I stopped thinking of type hints as inert documentation the moment I realized two things hold at once: annotations are introspectable at runtime, and they can be stored as strings that something later feeds to eval. That combination turns a feature meant for IDEs into both a recon channel and a code-execution sink. On the recon side, __annotations__ is a free schema dump of every request model, ORM class, and internal object, telling me which fields exist and which types a framework will coerce. On the execution side, get_type_hints() resolves string annotations by eval-ing them in the defining module’s namespace, so any annotation string I can influence is source code that runs the first time a resolver touches it. get_type_hints() is eval wearing a typing-shaped costume.

When I audit annotations as an attack surface, these are the tells:

  • from __future__ import annotations or PEP 563 in effect. Every annotation in the module becomes a lazy string, widening the trap so even a plain expression is captured and deferred to eval.
  • String / forward-reference annotations that are attacker-influenced.
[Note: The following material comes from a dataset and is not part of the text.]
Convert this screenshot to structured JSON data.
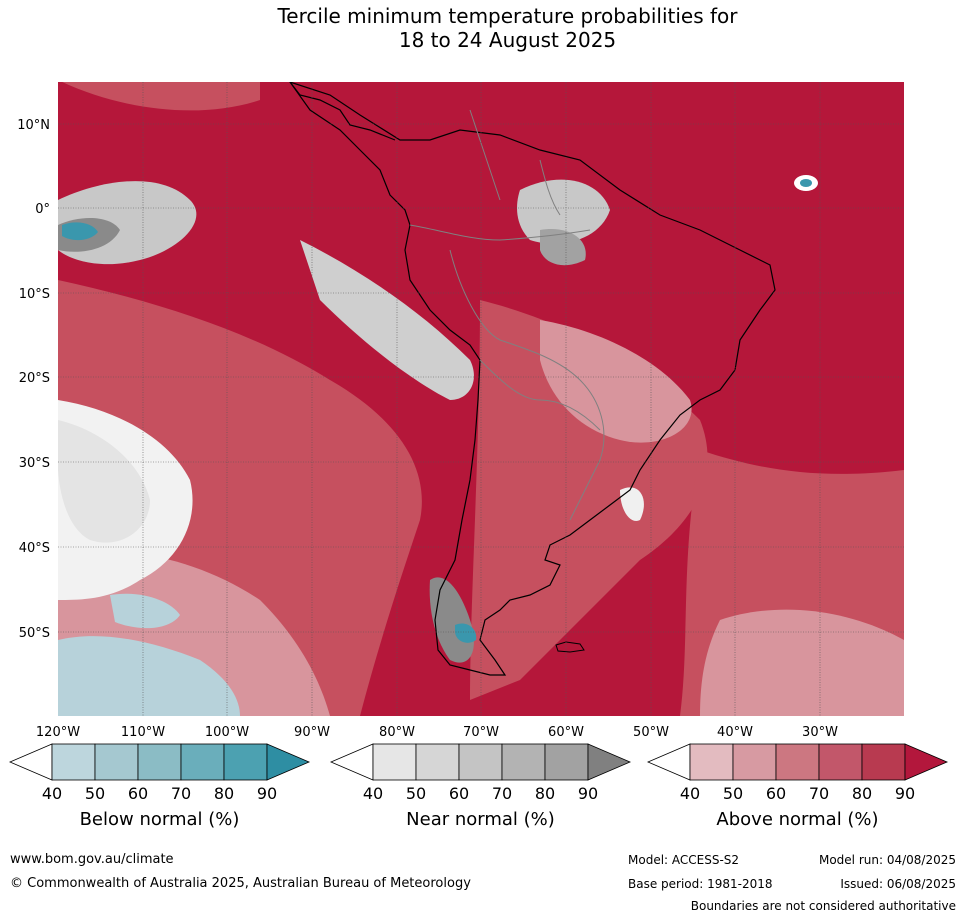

Generated from user input, templated, or pulled from an untrusted schema, then resolved.
  • Any call to typing.get_type_hints(), including the ones you do not write. Dataclasses, attrs, pydantic, msgspec, and FastAPI all resolve hints, so the dangerous eval happens inside library code on classes you may not control.
  • Over-broad or Any annotations on input models. These are the validation boundary in Pydantic and FastAPI; Any disables validation, and a field shared with an internal-state model is a mass-assignment path.
  • The gap between what the type allows and what the logic assumes. Coercion surprises ("1" to 1, lax bool handling) are logic-flaw sources that the annotation alone makes visible.

For defenders the takeaway is that every annotation reachable by a hint resolver should be treated with the same suspicion as a raw eval sink, because for string annotations that is literally what it is.